Die zweite Phase hieß Angriff. Ich saß auf dem Fahrersitz der schwarzen Stretchlimousine, die ich für zwei Stunden heute ausgeliehen hatte. Sehr optimistisch, wie ich zugeben musste.

Nervös trommelte ich mit meinen Fingerknöcheln auf dem Lenkrad herum und ging zum hundertsten Mal meinen Plan durch. Er war ziemlich gewagt, aber sollte er erfolgreich verlaufen hätten wir alle etwas gewonnen. Tja und wenn nicht...ungehalten schob ich den Gedanken von mir weg.

Immer noch keine Nachricht von Jake und das beißende Neonlicht der Tiefgarage tat mir in den Augen weh.
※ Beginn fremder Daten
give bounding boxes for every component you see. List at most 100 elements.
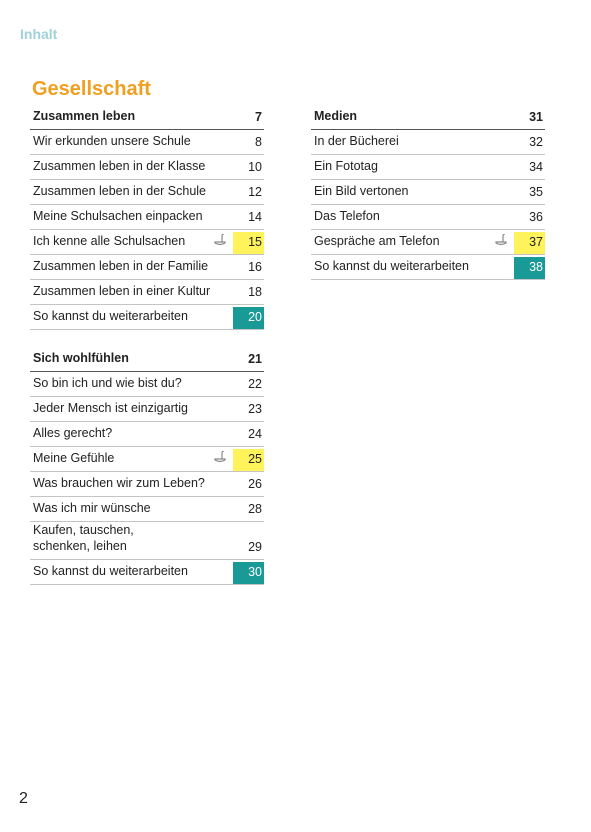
listen-icon bbox=[495, 233, 507, 246]
toc-label: Gespräche am Telefon bbox=[314, 234, 440, 248]
toc-page: 30 bbox=[233, 562, 264, 584]
toc-page: 29 bbox=[248, 540, 262, 554]
icon-cell bbox=[213, 274, 233, 279]
toc-row: So kannst du weiterarbeiten 38 bbox=[311, 255, 545, 280]
toc-page: 18 bbox=[248, 285, 262, 299]
toc-label: Ein Fototag bbox=[314, 159, 378, 173]
toc-row: Meine Schulsachen einpacken 14 bbox=[30, 205, 264, 230]
toc-label: Zusammen leben in einer Kultur bbox=[33, 284, 211, 298]
section-page: 7 bbox=[255, 110, 262, 124]
toc-label: Ein Bild vertonen bbox=[314, 184, 409, 198]
left-column: Zusammen leben 7 Wir erkunden unsere Schul… bbox=[30, 105, 264, 585]
toc-row: Zusammen leben in der Klasse 10 bbox=[30, 155, 264, 180]
toc-page: 28 bbox=[248, 502, 262, 516]
toc-page: 20 bbox=[233, 307, 264, 329]
toc-label: Wir erkunden unsere Schule bbox=[33, 134, 191, 148]
section: Sich wohlfühlen 21 So bin ich und wie bist… bbox=[30, 347, 264, 585]
toc-page: 37 bbox=[514, 232, 545, 254]
toc-row: Zusammen leben in einer Kultur 18 bbox=[30, 280, 264, 305]
toc-label: So kannst du weiterarbeiten bbox=[33, 309, 188, 323]
toc-row: Ein Fototag 34 bbox=[311, 155, 545, 180]
toc-page: 36 bbox=[529, 210, 543, 224]
icon-cell bbox=[494, 224, 514, 229]
toc-row: In der Bücherei 32 bbox=[311, 130, 545, 155]
toc-label: Was ich mir wünsche bbox=[33, 501, 151, 515]
toc-label: Ich kenne alle Schulsachen bbox=[33, 234, 186, 248]
header-title: Inhalt bbox=[20, 26, 58, 42]
icon-cell bbox=[213, 491, 233, 496]
section-page: 21 bbox=[248, 352, 262, 366]
toc-page: 8 bbox=[255, 135, 262, 149]
toc-label: In der Bücherei bbox=[314, 134, 399, 148]
toc-label: Was brauchen wir zum Leben? bbox=[33, 476, 205, 490]
toc-page: 35 bbox=[529, 185, 543, 199]
icon-cell bbox=[213, 391, 233, 396]
icon-cell bbox=[213, 416, 233, 421]
toc-row: Wir erkunden unsere Schule 8 bbox=[30, 130, 264, 155]
toc-page: 24 bbox=[248, 427, 262, 441]
toc-label: Kaufen, tauschen, schenken, leihen bbox=[33, 523, 134, 553]
toc-page: 23 bbox=[248, 402, 262, 416]
toc-row: Ein Bild vertonen 35 bbox=[311, 180, 545, 205]
icon-cell bbox=[213, 233, 233, 254]
icon-cell bbox=[213, 149, 233, 154]
section: Medien 31 In der Bücherei 32 Ein Fototag 34 Ei… bbox=[311, 105, 545, 280]
toc-row: So kannst du weiterarbeiten 30 bbox=[30, 560, 264, 585]
right-column: Medien 31 In der Bücherei 32 Ein Fototag 34 Ei… bbox=[311, 105, 545, 280]
toc-row: Alles gerecht? 24 bbox=[30, 422, 264, 447]
icon-cell bbox=[213, 579, 233, 584]
toc-label: Zusammen leben in der Familie bbox=[33, 259, 209, 273]
icon-cell bbox=[494, 233, 514, 254]
icon-cell bbox=[494, 274, 514, 279]
toc-row: Kaufen, tauschen, schenken, leihen 29 bbox=[30, 522, 264, 560]
toc-page: 25 bbox=[233, 449, 264, 471]
toc-label: So kannst du weiterarbeiten bbox=[33, 564, 188, 578]
section-header: Sich wohlfühlen 21 bbox=[30, 347, 264, 372]
toc-page: 12 bbox=[248, 185, 262, 199]
toc-label: Zusammen leben in der Klasse bbox=[33, 159, 206, 173]
icon-cell bbox=[213, 441, 233, 446]
icon-cell bbox=[213, 199, 233, 204]
icon-cell bbox=[213, 324, 233, 329]
section-heading: Zusammen leben bbox=[33, 109, 136, 123]
toc-row: Was ich mir wünsche 28 bbox=[30, 497, 264, 522]
toc-row: Ich kenne alle Schulsachen 15 bbox=[30, 230, 264, 255]
toc-page: 16 bbox=[248, 260, 262, 274]
toc-row: Zusammen leben in der Schule 12 bbox=[30, 180, 264, 205]
section-header: Zusammen leben 7 bbox=[30, 105, 264, 130]
listen-icon bbox=[214, 450, 226, 463]
section-title: Gesellschaft bbox=[32, 78, 151, 100]
toc-row: So kannst du weiterarbeiten 20 bbox=[30, 305, 264, 330]
section-page: 31 bbox=[529, 110, 543, 124]
toc-label: Jeder Mensch ist einzigartig bbox=[33, 401, 188, 415]
listen-icon bbox=[214, 233, 226, 246]
icon-cell bbox=[213, 174, 233, 179]
icon-cell bbox=[213, 450, 233, 471]
toc-page: 10 bbox=[248, 160, 262, 174]
icon-cell bbox=[213, 224, 233, 229]
toc-page: 38 bbox=[514, 257, 545, 279]
toc-label: So kannst du weiterarbeiten bbox=[314, 259, 469, 273]
toc-label: Zusammen leben in der Schule bbox=[33, 184, 207, 198]
toc-page: 26 bbox=[248, 477, 262, 491]
icon-cell bbox=[213, 516, 233, 521]
section-header: Medien 31 bbox=[311, 105, 545, 130]
toc-page: 32 bbox=[529, 135, 543, 149]
toc-label: Meine Gefühle bbox=[33, 451, 115, 465]
toc-row: Das Telefon 36 bbox=[311, 205, 545, 230]
toc-row: Jeder Mensch ist einzigartig 23 bbox=[30, 397, 264, 422]
section: Zusammen leben 7 Wir erkunden unsere Schul… bbox=[30, 105, 264, 330]
toc-label: Alles gerecht? bbox=[33, 426, 113, 440]
toc-page: 14 bbox=[248, 210, 262, 224]
section-heading: Sich wohlfühlen bbox=[33, 351, 129, 365]
icon-cell bbox=[494, 174, 514, 179]
icon-cell bbox=[213, 299, 233, 304]
page-number: 2 bbox=[19, 790, 28, 807]
toc-row: Gespräche am Telefon 37 bbox=[311, 230, 545, 255]
toc-page: 22 bbox=[248, 377, 262, 391]
toc-row: Was brauchen wir zum Leben? 26 bbox=[30, 472, 264, 497]
toc-label: Das Telefon bbox=[314, 209, 380, 223]
toc-row: So bin ich und wie bist du? 22 bbox=[30, 372, 264, 397]
icon-cell bbox=[213, 554, 233, 559]
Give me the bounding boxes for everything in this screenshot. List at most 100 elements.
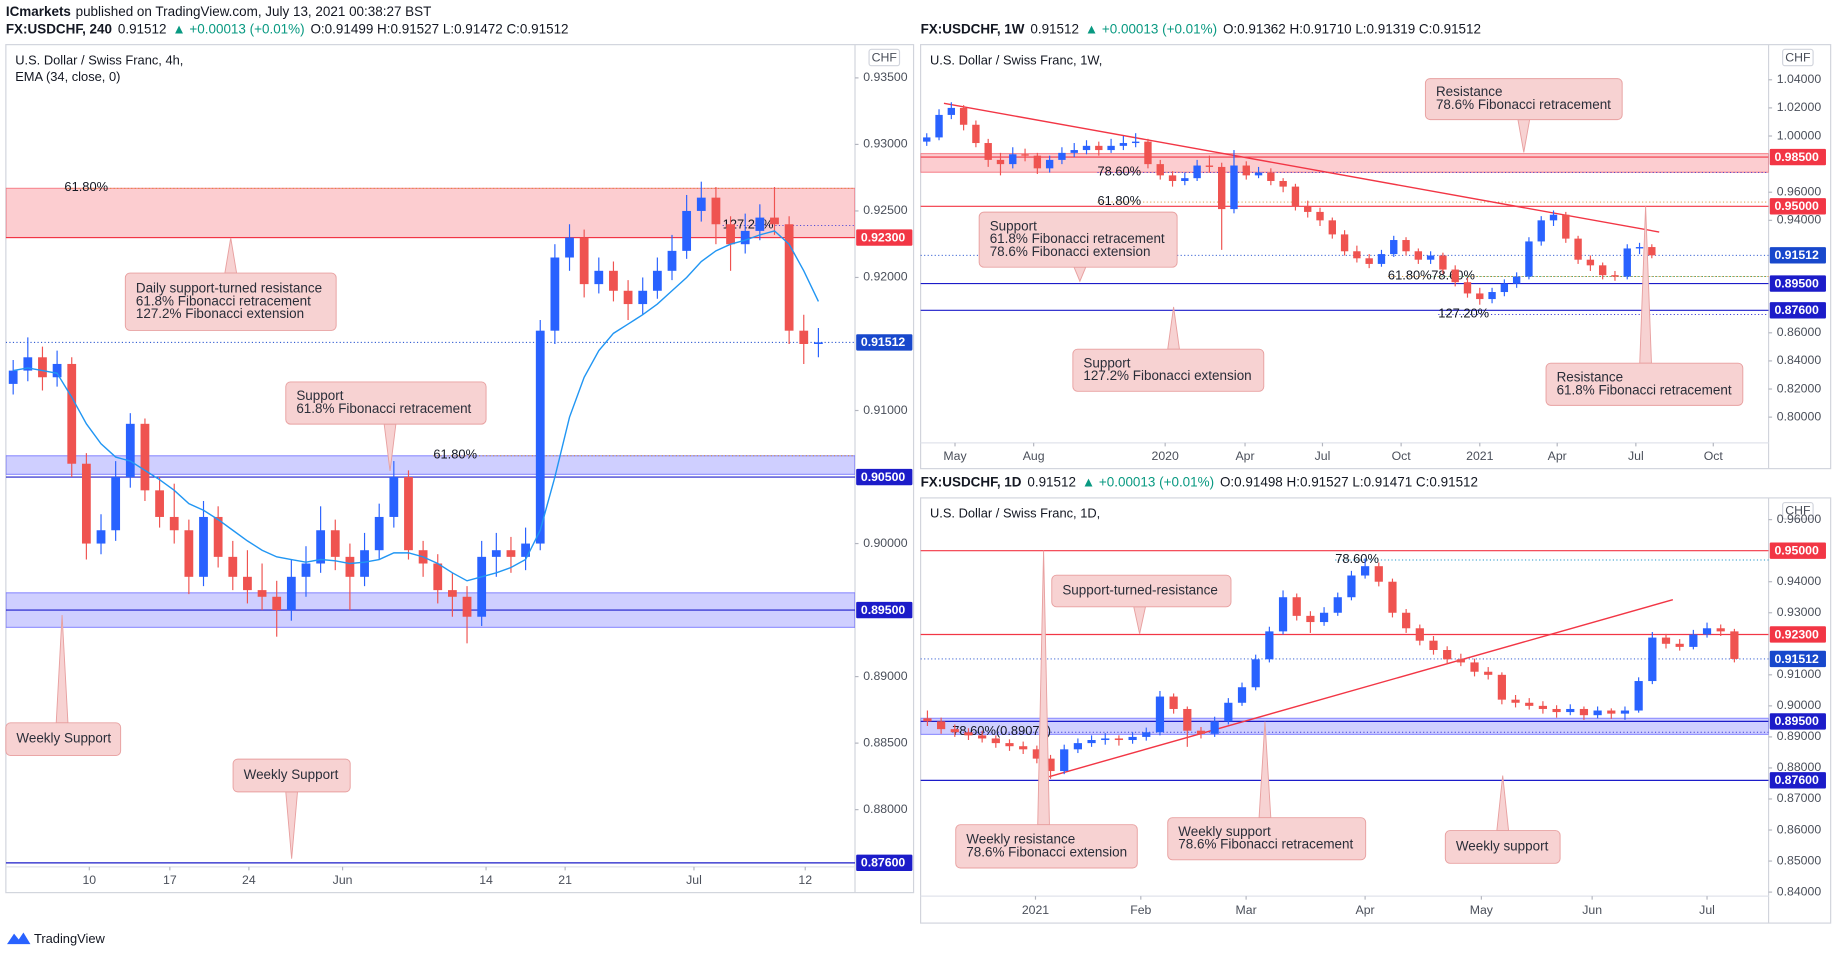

Es war bereits zehn nach eins. Ich krempelte meine weinroten Ärmel hoch und rückte das Namensschild an meinem Revers gerade. Dieses dämliche Schild! Da war ich schon dazu gezwungen ein Namensschildchen zu stehlen, da konnte es nicht mal eines mit Mädchennamen sein. „Gaspard" lautete es auf meiner Brust. Es war mir zuwider, auf so viele unbekannte Faktoren zu hoffen, aber ohne Namensschild aufzutauchen wäre noch auffälliger. Ich legte mein Handy mit erleuchtetem Bildschirm auf mein Knie und versuchte an nichts zu denken. Doch die Erinnerung holte mich ein.

Die Quileute, denen ich meiner Mutter wegen angehörte, waren eine der vielen indigenen Volksgruppen in Nordamerika. Damit unmittelbar verbunden war, neben nervigen und unangemessenen Vorurteilen von vielen Menschen von außerhalb der Gruppe, auch der stetige und mühselige Kampf um unsere Gebiete, das Reservat am Quillayute River.

 Obwohl der US-amerikanische Staat in unserer Verteidigung handeln sollte,  so wie in der Verfassung festgehalten, hatte er uns in den letzten Jahren das Leben schwer gemacht. Egoistische Politiker, allein auf ihren finanziellen Vorteil bedacht, hatten immer wieder versucht, Teile unseres Landes zu rauben. Besonders schlimm war der Fall vor zwei Jahren gewesen.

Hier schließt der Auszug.